Aegon plans to “significantly evolve” its largest workplace default fund by introducing private market investment and environmental, social and governance integration.
The transformation of the £12bn Universal Balanced Collection fund, which will take place from Q3 2024, looks to improve outcomes for over 700,000 members currently invested in the fund.
It also aims to provide better risk-adjusted returns and value for money, offering access to a wider range of responsible investment opportunities.
Aegon UK managing director of investment proposition, Lorna Blyth, explained: “We believe our changes will improve the growth potential of the Universal Balanced Collection and future Aegon funds that utilise these enhanced capabilities.
“The changes target robust risk management and diversification, to offer members improved outcomes and value for money.”

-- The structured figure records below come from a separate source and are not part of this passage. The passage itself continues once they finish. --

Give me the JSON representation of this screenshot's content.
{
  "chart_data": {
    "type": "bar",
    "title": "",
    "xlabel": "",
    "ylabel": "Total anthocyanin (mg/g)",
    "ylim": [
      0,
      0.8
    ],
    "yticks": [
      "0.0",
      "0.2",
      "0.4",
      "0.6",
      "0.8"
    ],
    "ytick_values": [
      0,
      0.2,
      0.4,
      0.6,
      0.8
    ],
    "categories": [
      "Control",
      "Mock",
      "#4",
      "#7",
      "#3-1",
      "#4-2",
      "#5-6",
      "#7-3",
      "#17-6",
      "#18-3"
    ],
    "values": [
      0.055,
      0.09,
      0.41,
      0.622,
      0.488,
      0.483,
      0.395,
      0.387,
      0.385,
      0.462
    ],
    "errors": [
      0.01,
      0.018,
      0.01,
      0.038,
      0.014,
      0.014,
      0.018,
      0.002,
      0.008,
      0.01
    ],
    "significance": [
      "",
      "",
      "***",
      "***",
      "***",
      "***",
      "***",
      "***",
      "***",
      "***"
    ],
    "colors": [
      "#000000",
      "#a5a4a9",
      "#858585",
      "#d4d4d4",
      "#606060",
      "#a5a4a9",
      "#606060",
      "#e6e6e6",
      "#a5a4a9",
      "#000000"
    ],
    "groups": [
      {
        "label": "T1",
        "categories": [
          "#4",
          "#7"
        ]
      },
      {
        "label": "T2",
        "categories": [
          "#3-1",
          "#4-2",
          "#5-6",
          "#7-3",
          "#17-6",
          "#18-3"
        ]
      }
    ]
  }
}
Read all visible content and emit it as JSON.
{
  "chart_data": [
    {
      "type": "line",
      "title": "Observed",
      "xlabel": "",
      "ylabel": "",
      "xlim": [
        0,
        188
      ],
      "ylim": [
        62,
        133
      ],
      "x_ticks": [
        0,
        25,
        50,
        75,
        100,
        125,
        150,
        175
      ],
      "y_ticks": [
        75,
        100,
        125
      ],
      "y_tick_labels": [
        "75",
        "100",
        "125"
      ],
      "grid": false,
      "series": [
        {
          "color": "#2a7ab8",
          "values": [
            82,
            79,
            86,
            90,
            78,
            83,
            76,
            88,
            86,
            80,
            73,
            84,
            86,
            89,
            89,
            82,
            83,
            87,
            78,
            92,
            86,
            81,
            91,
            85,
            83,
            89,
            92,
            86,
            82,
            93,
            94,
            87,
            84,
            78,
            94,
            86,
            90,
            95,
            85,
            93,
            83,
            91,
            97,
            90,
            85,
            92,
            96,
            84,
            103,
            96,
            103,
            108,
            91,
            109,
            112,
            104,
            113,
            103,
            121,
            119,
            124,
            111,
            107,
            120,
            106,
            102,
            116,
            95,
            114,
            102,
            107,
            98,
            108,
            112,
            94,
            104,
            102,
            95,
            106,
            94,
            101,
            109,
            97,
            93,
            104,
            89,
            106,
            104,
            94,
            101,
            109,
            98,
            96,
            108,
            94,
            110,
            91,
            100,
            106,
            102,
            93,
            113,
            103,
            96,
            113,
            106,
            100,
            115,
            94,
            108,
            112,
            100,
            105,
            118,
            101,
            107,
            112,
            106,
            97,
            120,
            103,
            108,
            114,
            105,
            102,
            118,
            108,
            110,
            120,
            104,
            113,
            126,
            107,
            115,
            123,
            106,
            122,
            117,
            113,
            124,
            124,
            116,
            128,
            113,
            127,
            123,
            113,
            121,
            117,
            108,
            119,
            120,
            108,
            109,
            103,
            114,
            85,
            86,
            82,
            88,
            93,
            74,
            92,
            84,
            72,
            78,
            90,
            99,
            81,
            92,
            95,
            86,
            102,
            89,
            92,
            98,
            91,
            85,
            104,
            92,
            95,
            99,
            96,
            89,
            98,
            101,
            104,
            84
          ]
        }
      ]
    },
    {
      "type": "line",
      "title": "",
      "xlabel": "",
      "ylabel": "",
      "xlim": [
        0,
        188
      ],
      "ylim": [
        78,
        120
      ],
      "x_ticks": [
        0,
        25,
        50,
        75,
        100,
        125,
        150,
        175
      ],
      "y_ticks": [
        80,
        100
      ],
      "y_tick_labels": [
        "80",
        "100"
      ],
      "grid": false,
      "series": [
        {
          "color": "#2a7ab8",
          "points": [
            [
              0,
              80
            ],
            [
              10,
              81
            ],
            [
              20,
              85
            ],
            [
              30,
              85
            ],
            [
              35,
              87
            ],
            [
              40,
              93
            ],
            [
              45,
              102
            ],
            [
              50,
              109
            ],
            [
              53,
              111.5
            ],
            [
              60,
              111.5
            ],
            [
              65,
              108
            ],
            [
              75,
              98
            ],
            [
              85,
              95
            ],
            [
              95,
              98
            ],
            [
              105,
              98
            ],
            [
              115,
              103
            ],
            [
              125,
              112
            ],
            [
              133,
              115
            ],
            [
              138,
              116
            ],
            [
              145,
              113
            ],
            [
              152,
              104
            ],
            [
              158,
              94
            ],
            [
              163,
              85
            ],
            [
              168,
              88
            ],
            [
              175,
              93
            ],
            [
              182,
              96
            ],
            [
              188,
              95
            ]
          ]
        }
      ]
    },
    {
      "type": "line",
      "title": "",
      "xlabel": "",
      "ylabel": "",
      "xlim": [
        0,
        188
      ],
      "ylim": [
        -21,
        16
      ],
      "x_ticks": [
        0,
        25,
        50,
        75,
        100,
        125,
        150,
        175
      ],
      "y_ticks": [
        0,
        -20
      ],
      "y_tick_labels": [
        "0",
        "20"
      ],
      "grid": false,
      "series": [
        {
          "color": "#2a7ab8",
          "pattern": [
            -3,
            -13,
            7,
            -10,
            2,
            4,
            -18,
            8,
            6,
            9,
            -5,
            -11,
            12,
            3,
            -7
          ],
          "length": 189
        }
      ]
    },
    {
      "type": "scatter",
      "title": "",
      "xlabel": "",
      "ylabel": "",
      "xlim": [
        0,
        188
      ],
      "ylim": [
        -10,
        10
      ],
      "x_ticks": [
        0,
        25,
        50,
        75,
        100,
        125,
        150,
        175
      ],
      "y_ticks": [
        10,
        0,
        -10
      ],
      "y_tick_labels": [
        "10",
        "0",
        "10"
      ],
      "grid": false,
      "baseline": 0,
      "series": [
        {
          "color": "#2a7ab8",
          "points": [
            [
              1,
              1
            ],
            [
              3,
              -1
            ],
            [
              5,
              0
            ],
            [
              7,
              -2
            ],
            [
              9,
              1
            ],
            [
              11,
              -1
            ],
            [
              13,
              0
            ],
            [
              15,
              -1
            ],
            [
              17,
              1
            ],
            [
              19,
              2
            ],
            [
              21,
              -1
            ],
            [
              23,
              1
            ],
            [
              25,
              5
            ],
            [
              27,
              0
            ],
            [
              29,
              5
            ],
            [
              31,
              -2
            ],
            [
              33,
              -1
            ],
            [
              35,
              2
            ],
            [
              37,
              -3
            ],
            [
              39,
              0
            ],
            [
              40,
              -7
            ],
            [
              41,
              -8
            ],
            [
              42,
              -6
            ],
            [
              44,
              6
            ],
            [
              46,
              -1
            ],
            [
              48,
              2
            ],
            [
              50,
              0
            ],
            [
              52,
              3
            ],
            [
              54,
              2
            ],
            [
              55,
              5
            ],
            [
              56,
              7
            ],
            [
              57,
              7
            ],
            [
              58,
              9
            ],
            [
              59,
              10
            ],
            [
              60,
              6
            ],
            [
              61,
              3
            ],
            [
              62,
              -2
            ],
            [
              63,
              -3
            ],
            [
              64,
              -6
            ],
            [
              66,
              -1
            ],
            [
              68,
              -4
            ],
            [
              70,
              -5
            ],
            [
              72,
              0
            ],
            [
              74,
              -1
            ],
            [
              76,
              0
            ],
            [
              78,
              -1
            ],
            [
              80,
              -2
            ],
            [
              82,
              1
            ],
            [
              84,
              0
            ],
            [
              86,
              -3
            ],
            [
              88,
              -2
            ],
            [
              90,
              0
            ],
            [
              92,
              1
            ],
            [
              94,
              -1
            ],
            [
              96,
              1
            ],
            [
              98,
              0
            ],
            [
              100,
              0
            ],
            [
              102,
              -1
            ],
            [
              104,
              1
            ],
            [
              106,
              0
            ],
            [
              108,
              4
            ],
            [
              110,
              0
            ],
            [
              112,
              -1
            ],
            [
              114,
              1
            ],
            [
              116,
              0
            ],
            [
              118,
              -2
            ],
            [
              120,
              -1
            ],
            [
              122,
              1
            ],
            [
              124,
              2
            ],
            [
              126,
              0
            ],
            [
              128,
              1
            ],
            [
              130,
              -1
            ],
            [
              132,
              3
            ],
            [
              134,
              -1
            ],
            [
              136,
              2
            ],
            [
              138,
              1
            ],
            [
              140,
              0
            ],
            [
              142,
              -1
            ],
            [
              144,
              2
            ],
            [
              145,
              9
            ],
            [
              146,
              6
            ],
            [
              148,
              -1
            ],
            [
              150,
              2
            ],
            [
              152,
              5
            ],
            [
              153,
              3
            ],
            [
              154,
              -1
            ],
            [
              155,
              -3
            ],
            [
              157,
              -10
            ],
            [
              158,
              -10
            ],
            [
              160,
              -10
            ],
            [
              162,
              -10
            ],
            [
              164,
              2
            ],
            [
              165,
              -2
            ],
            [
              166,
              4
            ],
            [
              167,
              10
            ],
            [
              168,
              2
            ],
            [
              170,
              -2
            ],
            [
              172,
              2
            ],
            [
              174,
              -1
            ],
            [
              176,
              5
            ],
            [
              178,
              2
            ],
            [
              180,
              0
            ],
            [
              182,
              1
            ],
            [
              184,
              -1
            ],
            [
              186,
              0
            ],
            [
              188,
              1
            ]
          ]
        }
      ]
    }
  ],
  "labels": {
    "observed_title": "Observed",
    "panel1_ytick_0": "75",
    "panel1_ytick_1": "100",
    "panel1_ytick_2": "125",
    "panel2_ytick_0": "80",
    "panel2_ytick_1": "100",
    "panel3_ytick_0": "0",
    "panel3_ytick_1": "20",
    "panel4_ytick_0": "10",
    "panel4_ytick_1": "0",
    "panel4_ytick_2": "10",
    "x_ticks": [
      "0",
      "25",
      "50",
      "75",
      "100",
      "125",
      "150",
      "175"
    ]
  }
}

Aegon said the Universal Balanced Collection fund is available to Aegon Retirement Choices and On Retirement investors, as well as some off-platform products.
Aegon will partner with three fund managers to provide a bespoke solution for use within the Universal Balanced Collection.
BlackRock will manage a bespoke, diversified alternative private markets strategy; Aegon Asset Management will manage a new multi-asset credit mandate; and J.P Morgan Asset Management will manage a bespoke strategy.
Aegon said the fund objective and risk appetite of the Universal Balanced Collection fund will remain unchanged.
Net-zero
Blyth added this “bold move” also aligns with Aegon’s commitment to reach net-zero greenhouse gas emissions for its full range of default funds by 2050 anda 50 per cent reduction in emissions by 2030.
“It also significantly supports our desire to invest £500mn in climate solutions by 2026; investments that directly contribute to climate change mitigation and/or adaptation,” she said.
“We expect many of these solutions to come from unlisted equities which aligns with our Mansion House Compact aim to invest at least 5 per cent of our default fund assets in unlisted equities by 2030.
“On completion of the Universal Balanced Collection changes in 2025, we anticipate that we will have moved over £30bn of default assets into funds that consider ESG factors.”